Moreover, plaintiffs have alleged that ACS failed to monitor the performance of the Committee and American Century Investment Management, Inc. (ACIM), including monitoring the process used to select, evaluate and retain the plan’s investment lineup, and that the plan fiduciaries caused the plan to engage in prohibited transactions with ACS and ACIM through a revenue sharing agreement between ACS, ACIM and the plan, that the revenue sharing agreement allowed ACIM to deduct fees from plan assets for services it provided and paid a portion of those fees to ACS in what amounted to “…more than reasonable compensation” that “resulted in significant losses to the Plan participants.”Discovery Debate
In support of their request, the plaintiffs argued that the 15(c) reports were relevant to showing the defendants’ motivation to breach their fiduciary duties of loyalty and prudence, and that the expense data in those reports were relevant to calculating damages from their breach of fiduciary duty claims and their claim for equitable disgorgement of profits.

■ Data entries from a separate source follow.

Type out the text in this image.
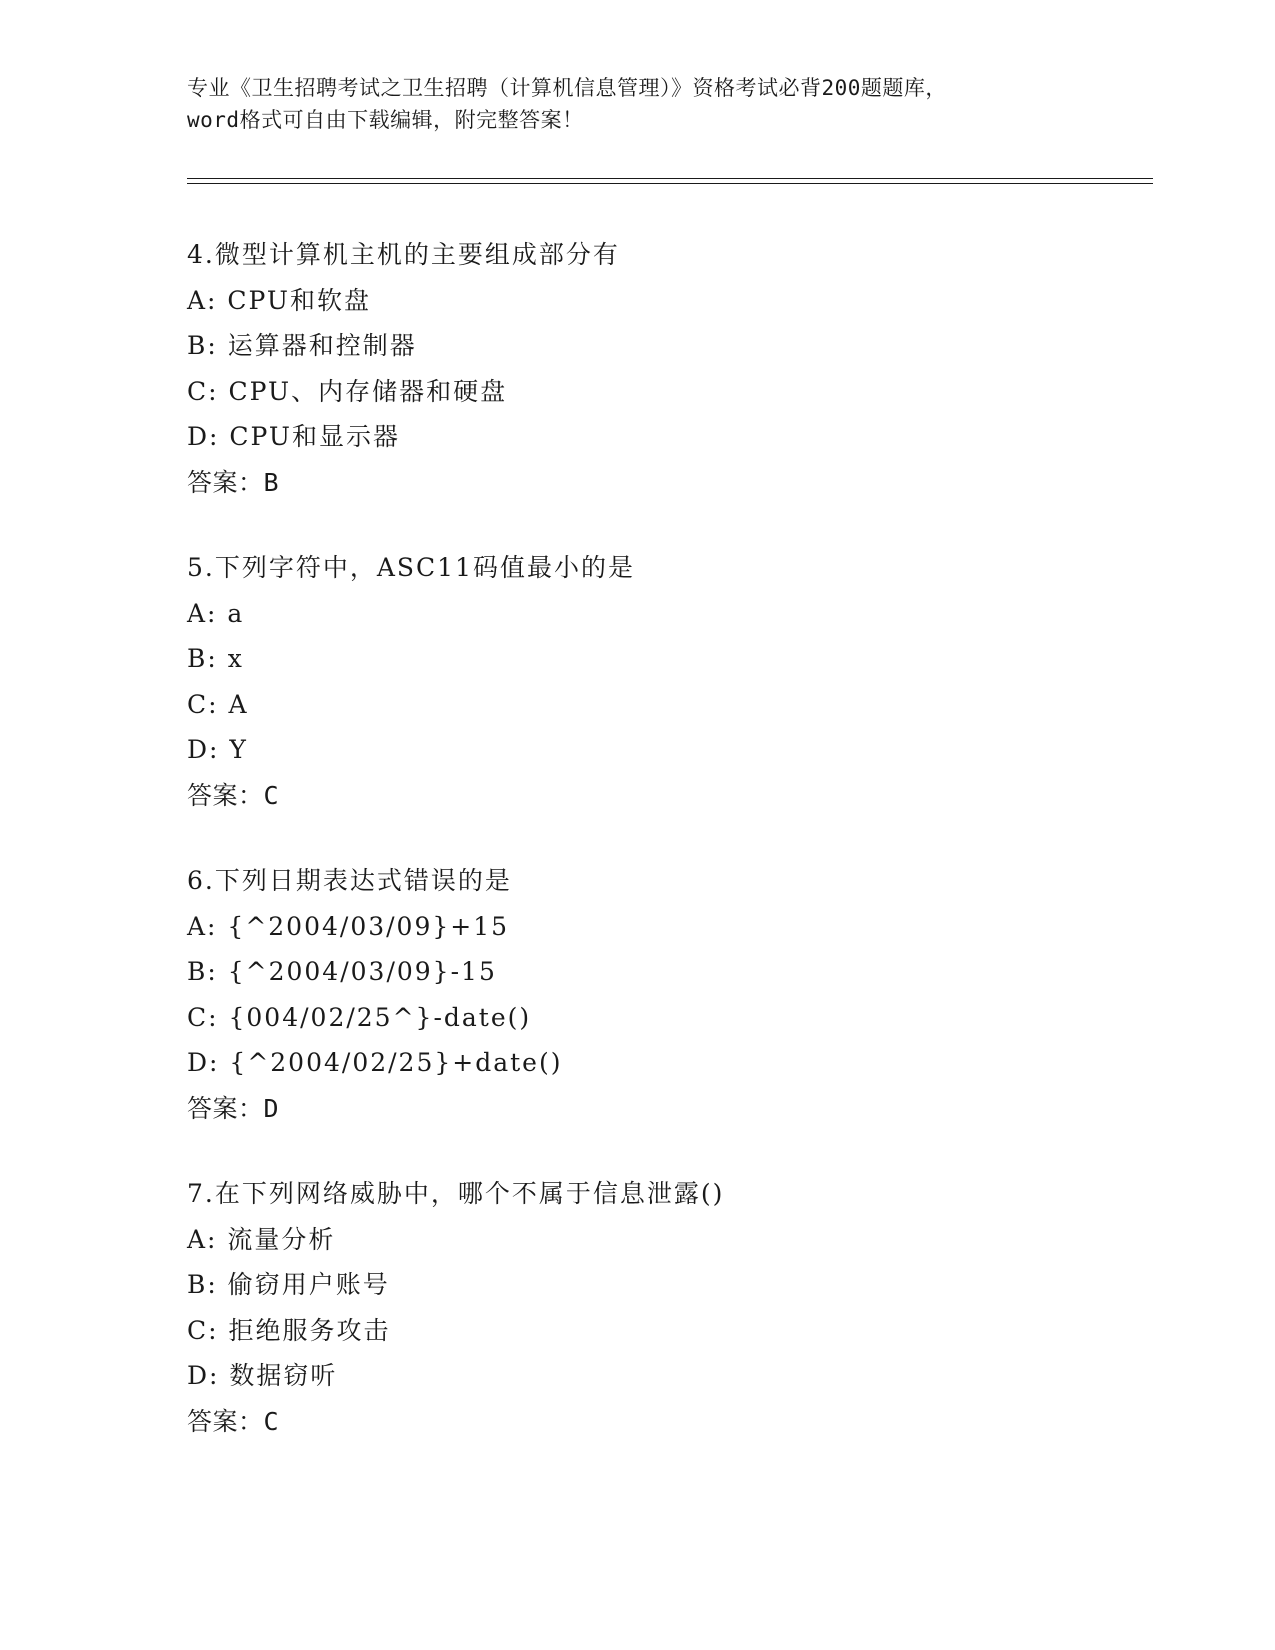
专业《卫生招聘考试之卫生招聘（计算机信息管理）》资格考试必背200题题库，
word格式可自由下载编辑，附完整答案！
4.微型计算机主机的主要组成部分有
A: CPU和软盘
B: 运算器和控制器
C: CPU、内存储器和硬盘
D: CPU和显示器
答案：B
5.下列字符中，ASC11码值最小的是
A: a
B: x
C: A
D: Y
答案：C
6.下列日期表达式错误的是
A: {^2004/03/09}+15
B: {^2004/03/09}-15
C: {004/02/25^}-date()
D: {^2004/02/25}+date()
答案：D
7.在下列网络威胁中，哪个不属于信息泄露()
A: 流量分析
B: 偷窃用户账号
C: 拒绝服务攻击
D: 数据窃听
答案：C
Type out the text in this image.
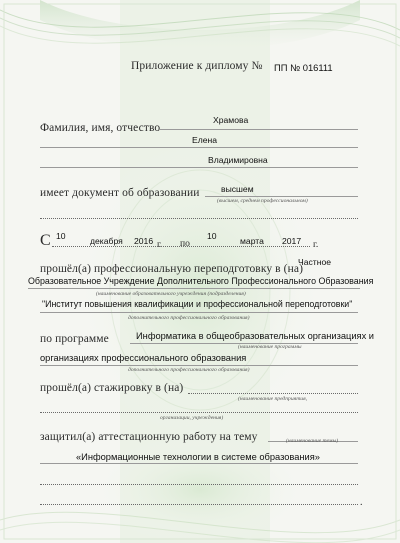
Приложение к диплому № ПП № 016111
Храмова
Фамилия, имя, отчество
Елена
Владимировна
имеет документ об образовании высшем
(высшем, среднем профессиональном)
С 10	декабря 2016 г. по
10	марта 2017 г.
прошёл(а) профессиональную переподготовку в (на)
Частное
Образовательное Учреждение Дополнительного Профессионального Образования
(наименование образовательного учреждения (подразделения)
"Институт повышения квалификации и профессиональной переподготовки"
дополнительного профессионального образования)
по программе	Информатика в общеобразовательных организациях и
(наименование программы
организациях профессионального образования
дополнительного профессионального образования)
прошёл(а) стажировку в (на)
(наименование предприятия,
организации, учреждения)
защитил(а) аттестационную работу на тему	(наименование темы)
«Информационные технологии в системе образования»
.
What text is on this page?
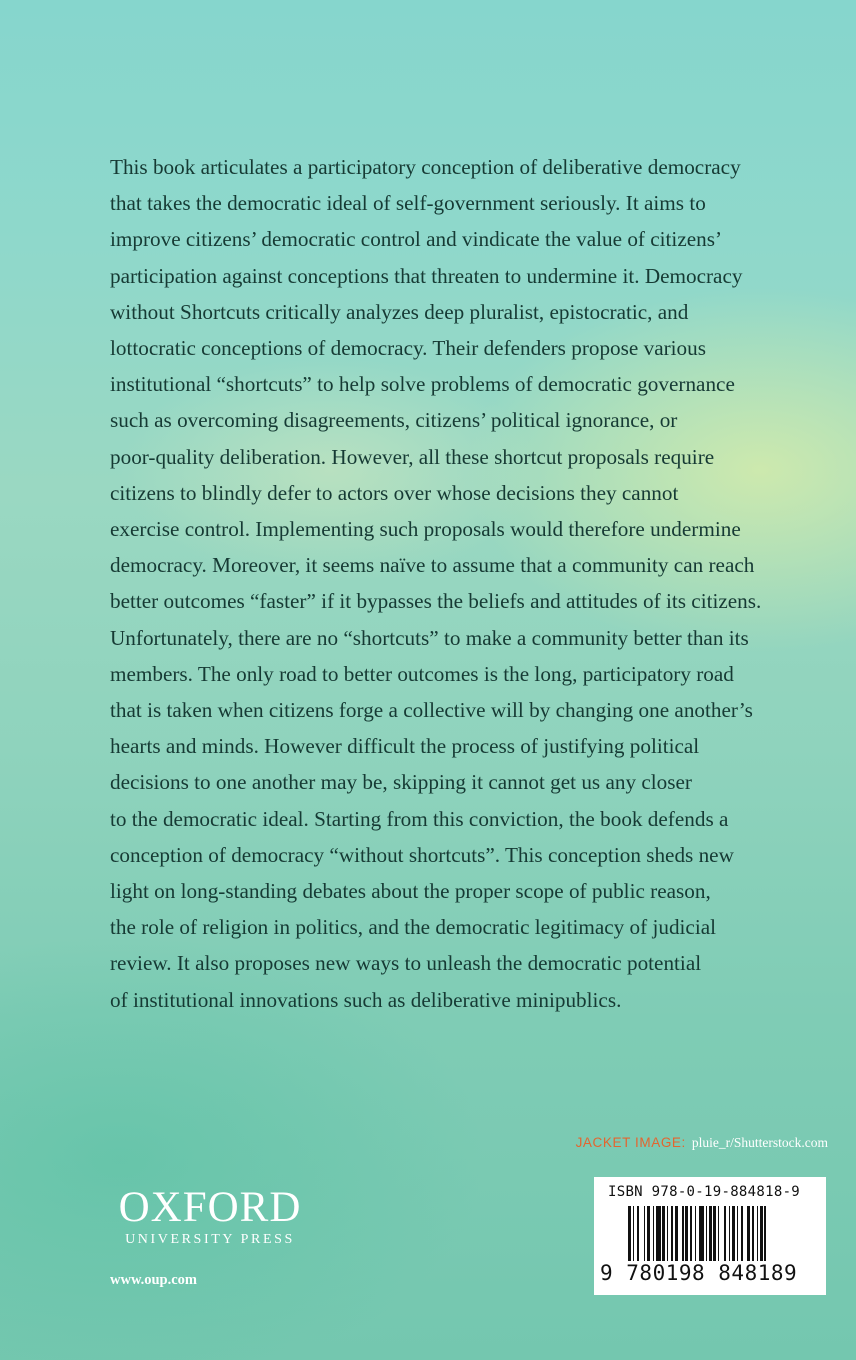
This book articulates a participatory conception of deliberative democracy
that takes the democratic ideal of self-government seriously. It aims to
improve citizens’ democratic control and vindicate the value of citizens’
participation against conceptions that threaten to undermine it. Democracy
without Shortcuts critically analyzes deep pluralist, epistocratic, and
lottocratic conceptions of democracy. Their defenders propose various
institutional “shortcuts” to help solve problems of democratic governance
such as overcoming disagreements, citizens’ political ignorance, or
poor-quality deliberation. However, all these shortcut proposals require
citizens to blindly defer to actors over whose decisions they cannot
exercise control. Implementing such proposals would therefore undermine
democracy. Moreover, it seems naïve to assume that a community can reach
better outcomes “faster” if it bypasses the beliefs and attitudes of its citizens.
Unfortunately, there are no “shortcuts” to make a community better than its
members. The only road to better outcomes is the long, participatory road
that is taken when citizens forge a collective will by changing one another’s
hearts and minds. However difficult the process of justifying political
decisions to one another may be, skipping it cannot get us any closer
to the democratic ideal. Starting from this conviction, the book defends a
conception of democracy “without shortcuts”. This conception sheds new
light on long-standing debates about the proper scope of public reason,
the role of religion in politics, and the democratic legitimacy of judicial
review. It also proposes new ways to unleash the democratic potential
of institutional innovations such as deliberative minipublics.
JACKET IMAGE: pluie_r/Shutterstock.com
OXFORD
UNIVERSITY PRESS
www.oup.com
ISBN 978-0-19-884818-9
9 780198 848189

In making their discovery request, plaintiffs assert producing these reports would not be unduly burdensome because federal law requires the defendants maintain and preserve the documents in an easily accessible location, and claimed that defendants are the only parties that have access to the information in the reports, and there is no publicly available information regarding the profitability of each mutual fund.
For their part, the American Century defendants countered that the reports weren’t relevant (in that the Committee did not rely on them in making their decisions, that the plaintiffs’ expert has already calculated damages without these reports, and that producing the reports would be unduly burdensome because it would require a manual review of approximately 72,600 pages (and several hundred hours to complete). By the plaintiff’s estimate, there are 2,000 class members and $10-20 million in plan losses in the case that has (already) involved tens of thousands of pages of electronic discovery.The Decision
Having previously rejected American Century’s request for a dismissal of the suit, Chief Judge Greg Kays supported the plaintiff’s discovery motion, concluding that they had “met their burden by making a threshold showing that the 15(c) reports are relevant to their claims and to the calculation of damages in this case,” and that they had “…described with a reasonable degree of specificity the information they hope to obtain from the 15(c) reports and their importance in supporting their claims of breach of fiduciary duty and calculation of damages.” Moreover, he concluded that American Century had not established to his satisfaction that producing the 15(c) reports would be “unduly burdensome or disproportional to the needs of the case.”